Determination of the influence of thermo-mechanical factors on the residual stresses of cylindrical composite tubes: Experimental and computational analyses

Abstract

The well-established benefits of compressive residual stresses over the fatigue lifetime constantly motivate engineers to scrutinize these trapped stresses in mechanical/civil structures. This research deals with characterization of thermal residual stresses in fiber reinforced polymer (FRP) tubes. Three important thermo-mechanical parameters, namely “cooling temperature”, “CNT reinforcement” and “tube size” are taken into account with the aim of achieving optimum design in manufacturing of FRP tubes. The work includes experimental evaluation of residual stresses coupled with developing a MATLAB programming code and performing a thorough finite element (FE) analysis.
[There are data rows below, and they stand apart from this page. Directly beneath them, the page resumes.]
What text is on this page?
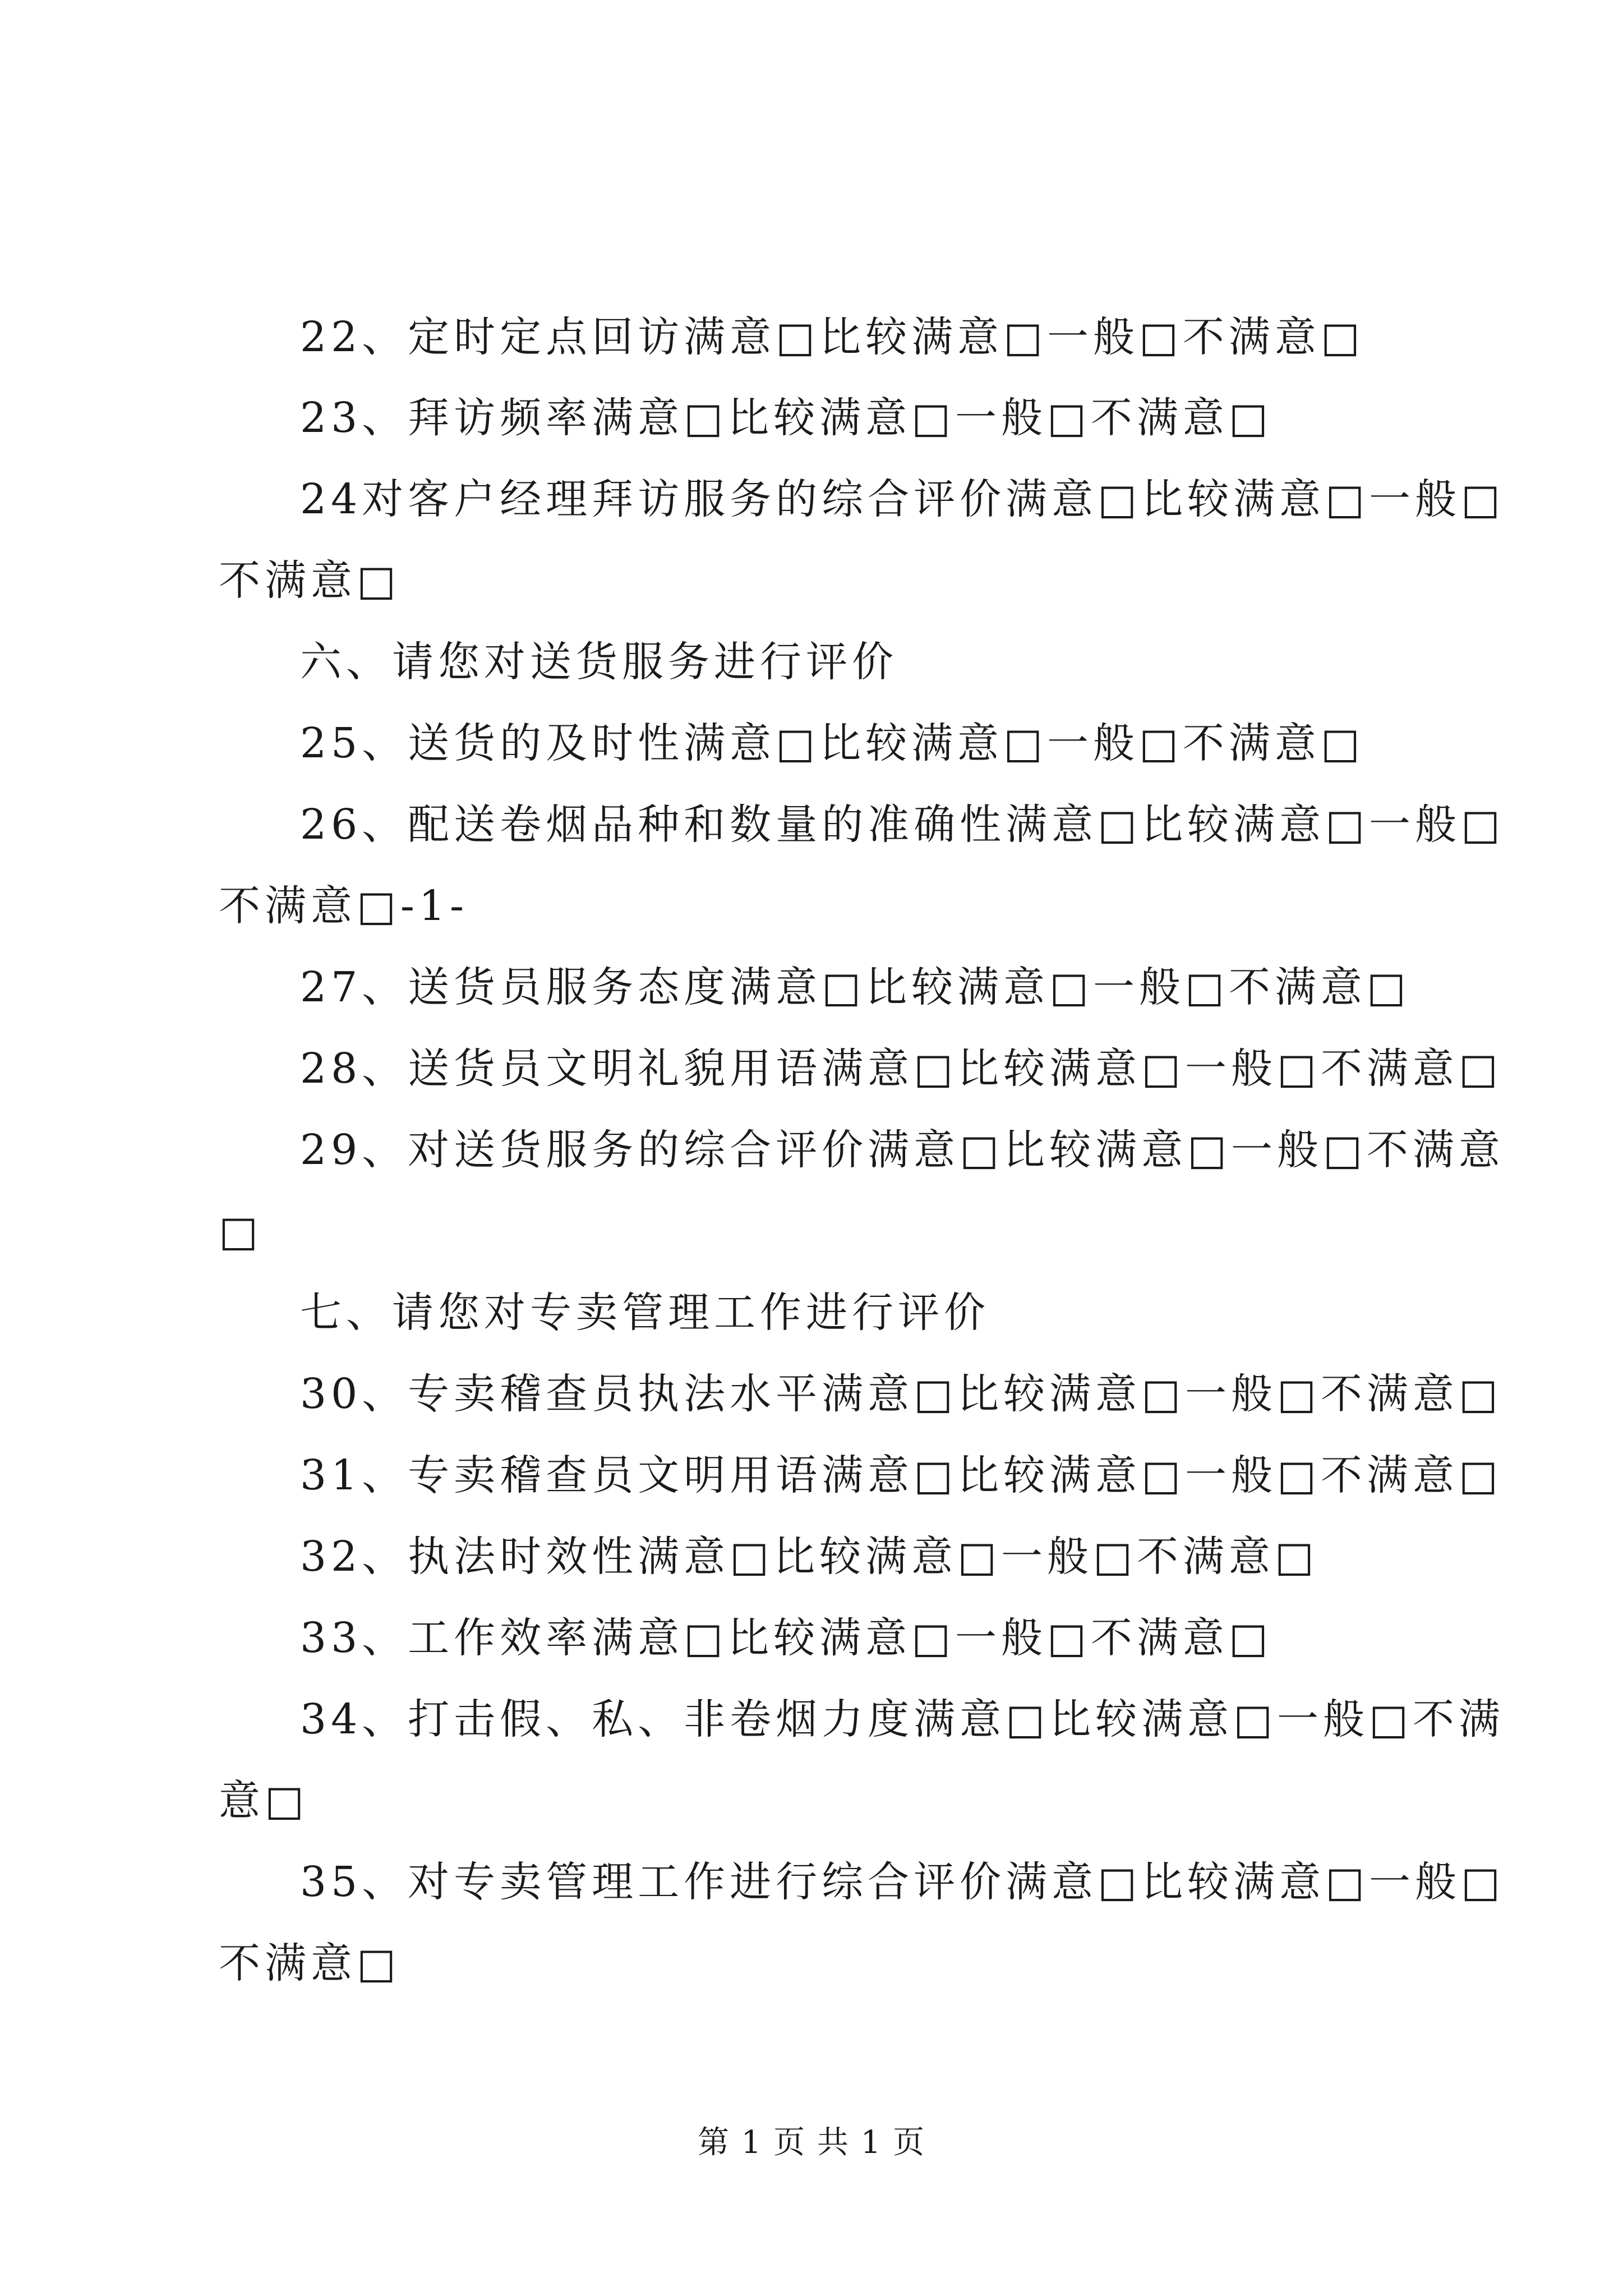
22、定时定点回访满意□比较满意□一般□不满意□
23、拜访频率满意□比较满意□一般□不满意□
24对客户经理拜访服务的综合评价满意□比较满意□一般□
不满意□
六、请您对送货服务进行评价
25、送货的及时性满意□比较满意□一般□不满意□
26、配送卷烟品种和数量的准确性满意□比较满意□一般□
不满意□-1-
27、送货员服务态度满意□比较满意□一般□不满意□
28、送货员文明礼貌用语满意□比较满意□一般□不满意□
29、对送货服务的综合评价满意□比较满意□一般□不满意
□
七、请您对专卖管理工作进行评价
30、专卖稽查员执法水平满意□比较满意□一般□不满意□
31、专卖稽查员文明用语满意□比较满意□一般□不满意□
32、执法时效性满意□比较满意□一般□不满意□
33、工作效率满意□比较满意□一般□不满意□
34、打击假、私、非卷烟力度满意□比较满意□一般□不满
意□
35、对专卖管理工作进行综合评价满意□比较满意□一般□
不满意□
第 1 页 共 1 页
After fabricating several hybrid FRP tubes with respect to the mentioned parameters, we measured residual stresses conducting “slitting” semi-destructive method. The impact of either of parameters is then examined and some key points are suggested regarding controlling residual stress in FRP structures. The outcomes of this work suggest that slitting method can practically provide access to the in-depth distribution and through thickness of trapped stresses in the FRP laminates with a good accuracy. It is also underscored that studied parameters could play a crucial role in creation of thermal residual stresses.